Anggota Komisi X DPR dari FPKS Ledia Hanifa melihat bahwa amanah UUD Republik Indonesia Tahun 1945 yang menyatakan setiap warga negara berhak mendapat pendidikan dan pemerintah berkewajiban untuk menyelenggarakan sistem pendidikan nasional, yang meningkatkan keimanan dan ketakwaan serta akhlak mulia dalam rangka mencerdaskan kehidupan bangsa akan semakin terwujud dengan kehadiran RUU ini.

Menurut Ledia, Fraksi PKS menilai Pesantren dan lembaga pendidikan keagamaan telah memberikan kontribusi besar bagi bangsa Indonesia, tidak hanya dalam hal peningkatan kualitas sumber daya manusia yang berkarakter religius, bermoral dalam kehidupan sosial, serta menguasai pengetahuan dan teknologi tetapi juga berkontribusi dalam pemberdayaan masyarakat.

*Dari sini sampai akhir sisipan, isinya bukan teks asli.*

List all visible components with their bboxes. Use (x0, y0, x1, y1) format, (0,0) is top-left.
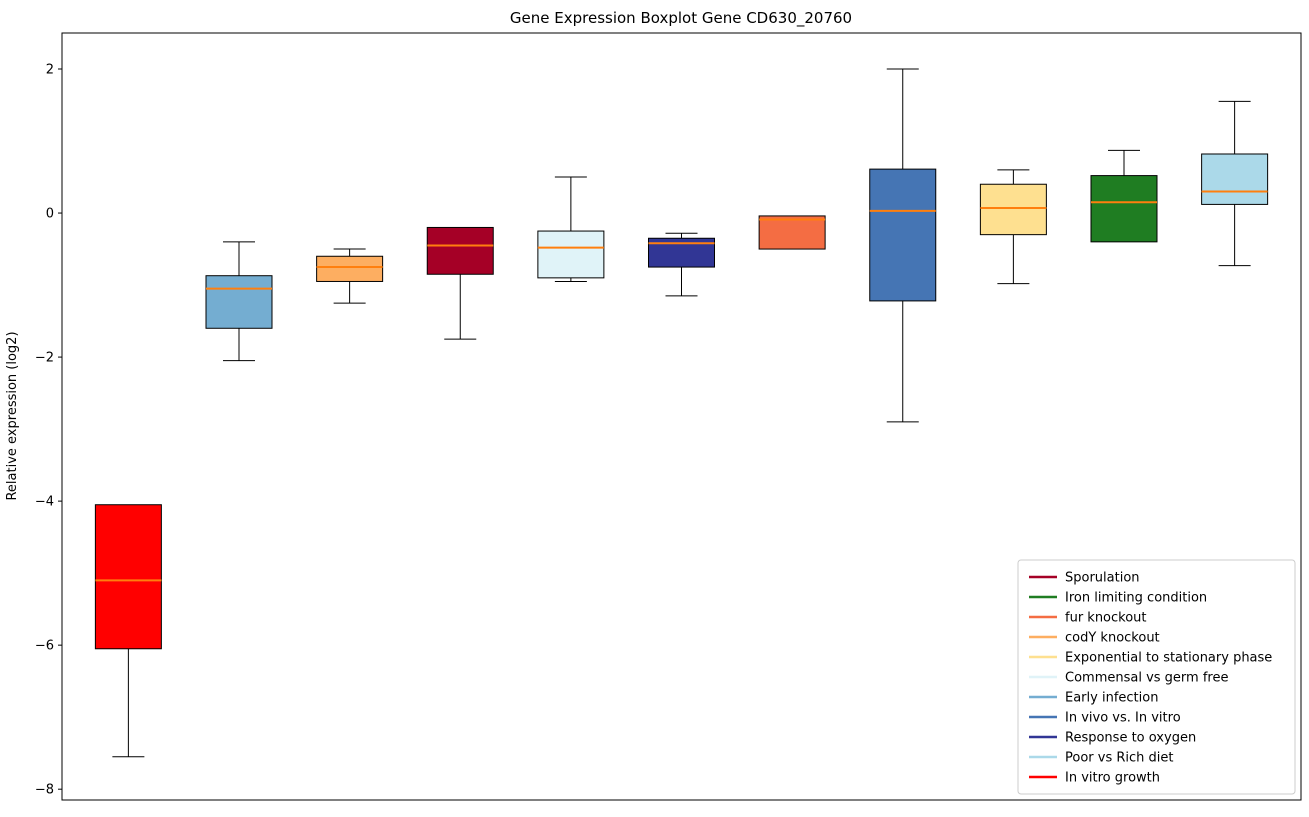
legend-item: Exponential to stationary phase (1029, 651, 1272, 666)
y-tick-label: −4 (35, 495, 54, 510)
legend-label: In vivo vs. In vitro (1065, 711, 1181, 726)
box (426, 226, 494, 275)
boxplot-group (648, 232, 715, 297)
box (316, 255, 384, 282)
axes: 2 0 −2 −4 −6 −8 (35, 32, 1302, 801)
box (758, 215, 826, 250)
y-tick-label: 0 (46, 207, 54, 222)
box (1090, 175, 1158, 243)
y-tick-label: 2 (46, 63, 54, 78)
boxplot-group (205, 241, 273, 362)
legend-label: fur knockout (1065, 611, 1147, 626)
boxplot-group (979, 169, 1047, 285)
legend-label: codY knockout (1065, 631, 1160, 646)
legend-label: Exponential to stationary phase (1065, 651, 1272, 666)
boxplot-group (1201, 100, 1269, 267)
boxplot-series (94, 68, 1269, 758)
box (979, 183, 1047, 236)
legend-item: Response to oxygen (1029, 731, 1196, 746)
boxplot-group (94, 504, 162, 758)
boxplot-group (1090, 149, 1158, 243)
legend: Sporulation Iron limiting condition fur kn… (1017, 559, 1296, 795)
boxplot-group (537, 176, 605, 282)
box (869, 168, 937, 302)
legend-box (1017, 559, 1296, 795)
legend-item: Poor vs Rich diet (1029, 751, 1173, 766)
box (1201, 153, 1269, 205)
boxplot-group (869, 68, 937, 423)
y-tick-label: −6 (35, 639, 54, 654)
plot-frame (61, 32, 1302, 801)
box (537, 230, 605, 279)
box (94, 504, 162, 650)
chart-title: Gene Expression Boxplot Gene CD630_20760 (510, 9, 852, 28)
boxplot-group (426, 226, 494, 340)
legend-label: Early infection (1065, 691, 1158, 706)
y-tick-label: −8 (35, 783, 54, 798)
legend-item: Iron limiting condition (1029, 591, 1207, 606)
legend-label: Sporulation (1065, 571, 1140, 586)
legend-item: In vitro growth (1029, 771, 1160, 786)
legend-item: Commensal vs germ free (1029, 671, 1228, 686)
legend-label: Response to oxygen (1065, 731, 1196, 746)
legend-item: Early infection (1029, 691, 1158, 706)
boxplot-group (758, 215, 826, 250)
legend-item: Sporulation (1029, 571, 1140, 586)
boxplot-group (316, 248, 384, 304)
legend-item: codY knockout (1029, 631, 1160, 646)
box (205, 275, 273, 329)
y-tick-label: −2 (35, 351, 54, 366)
y-axis-label: Relative expression (log2) (5, 331, 20, 500)
legend-item: fur knockout (1029, 611, 1147, 626)
legend-label: Commensal vs germ free (1065, 671, 1228, 686)
legend-item: In vivo vs. In vitro (1029, 711, 1181, 726)
legend-label: Iron limiting condition (1065, 591, 1207, 606)
legend-label: Poor vs Rich diet (1065, 751, 1173, 766)
legend-label: In vitro growth (1065, 771, 1160, 786)
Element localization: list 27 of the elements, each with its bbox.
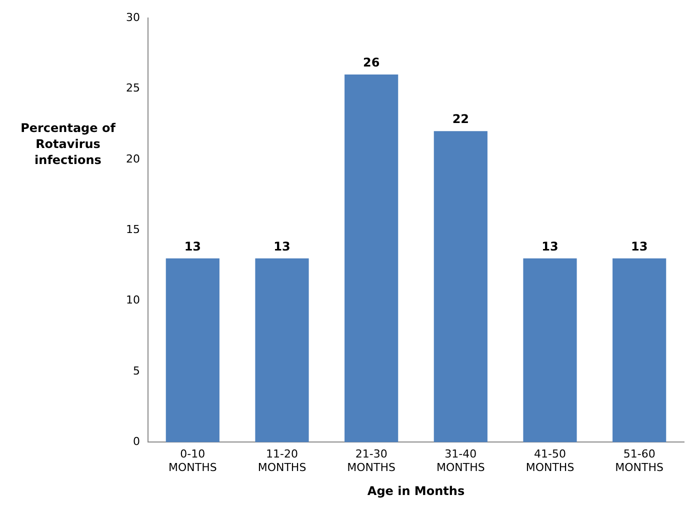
y-tick-label: 20 (126, 152, 140, 166)
data-label: 22 (452, 112, 470, 126)
x-tick-label: 21-30 MONTHS (347, 448, 396, 474)
y-tick-label: 30 (126, 10, 140, 24)
bar (523, 258, 577, 442)
data-label: 13 (542, 240, 558, 254)
bar (344, 74, 398, 442)
data-label: 13 (184, 240, 202, 254)
bar (255, 258, 309, 442)
x-tick-label: 0-10 MONTHS (168, 448, 217, 474)
y-tick-label: 0 (133, 435, 140, 448)
bar (434, 131, 488, 442)
y-axis-title: Percentage of Rotavirus infections (20, 121, 116, 167)
y-tick-label: 15 (126, 222, 140, 236)
bar (166, 258, 220, 442)
x-tick-label: 41-50 MONTHS (526, 448, 574, 474)
y-tick-label: 25 (126, 82, 140, 95)
bar (612, 258, 666, 442)
x-axis-title: Age in Months (367, 484, 465, 498)
data-label: 26 (362, 56, 380, 70)
x-tick-label: 11-20 MONTHS (258, 448, 306, 474)
data-label: 13 (274, 240, 290, 254)
x-tick-label: 51-60 MONTHS (615, 448, 664, 474)
data-label: 13 (630, 240, 648, 254)
y-tick-label: 10 (126, 294, 140, 307)
x-tick-label: 31-40 MONTHS (436, 448, 485, 474)
y-tick-label: 5 (133, 364, 140, 378)
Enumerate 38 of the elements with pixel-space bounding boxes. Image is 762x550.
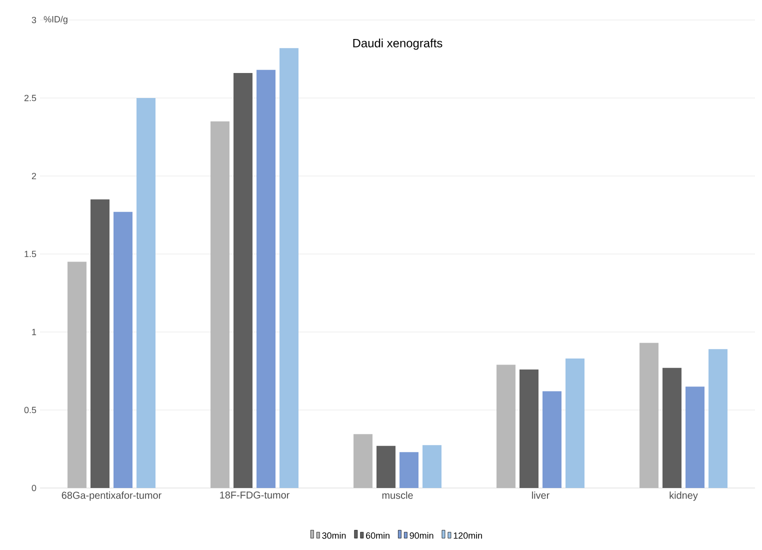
text: Daudi xenografts [353,38,442,50]
bar [708,349,728,488]
bar [496,364,516,488]
bar [114,212,132,488]
bar [520,369,538,488]
bar [68,262,86,488]
y-tick-label: 0 [32,484,36,492]
y-tick-label: 2.5 [24,94,36,102]
y-tick-label: 1 [32,328,36,336]
bar [542,391,562,488]
y-tick-label: 3 [32,16,36,24]
bar [234,73,252,488]
bar [640,342,658,488]
bar [662,368,682,488]
bar [90,199,110,488]
legend-label: 60min [366,532,390,539]
bar [136,98,156,488]
legend-label: 30min [322,532,346,539]
bar [400,452,418,488]
y-tick-label: 0.5 [24,406,36,414]
x-tick-label: liver [532,492,550,499]
bar [566,358,585,488]
bar [422,445,442,488]
bar [686,386,705,488]
bar [280,48,298,488]
x-tick-label: muscle [382,492,413,499]
x-tick-label: 68Ga-pentixafor-tumor [62,492,162,501]
y-tick-label: 2 [32,172,36,180]
y-tick-label: 1.5 [24,250,36,258]
x-tick-label: kidney [670,492,698,501]
bar [210,121,230,488]
bar [354,434,372,488]
y-axis-title: %ID/g [44,16,68,24]
legend-label: 120min [454,532,482,539]
legend-label: 90min [410,532,434,539]
x-tick-label: 18F-FDG-tumor [220,492,290,499]
bar [376,446,396,488]
bar [256,70,276,488]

Meski menyambut baik kehadiran RUU ini, Ledia menilai ada beberapa poin yang tetap perlu dicermati bersama antara pemerintah dan DPR kelak dalam menggodok RUU ini menjadi Undang-undang diantaranya soal ragam metode pendidikan.
Ledia menjabarkan selama ini beragam ciri khas pengajaran pesantren telah tumbuh dan menjadi bagian dinamika pendidikan di negeri ini bahkan sejak sebelum masa kemerdekaan. Ada pesantren bermetode ajar tradisional dengan kurikulum khas keagamaan, pesantren yang bermetode ajar modern dengan kurikulum mengacu kurikulum diknas, pesantren yang mengacu pada kurikulum kementrian agama, pun pesantren yang memadukan metode ajar modern dengan rujukan pada kurikulum berkurikulum tradisional.

Karenanya, Ledia berharap RUU ini tetap bisa mengakomodir kekhasan tersebut dan tidak terjebak pada upaya mengarahkan metode pengajaran pesantren pada satu model.

”Ragam metode pendidikan dengan rujukan yang juga beragam telah menjadi ciri khas pesantren-pesantren di Indonesia. Pengaturan mengenai pesantren dan lembaga pendidikan keagamaan ini diharapkan kelak tidak menghilangkan kekhasan ini. Bahkan adanya metode ajar dan rujukan yang diperkaya dengan muatan lokal dan budaya setempat seharusnya bisa didukung untuk tetap berlangsung,” katanya.

Terkait hal ini, Ledia pun mengingatkan agar RUU ini kelak memuat skema kurikulum pendidikan berbasis keagamaan dan pesantren secara global dengan memperhatikan kekhususannya, kemudian pengaturan yang lebih operasional dalam peraturan pelaksana.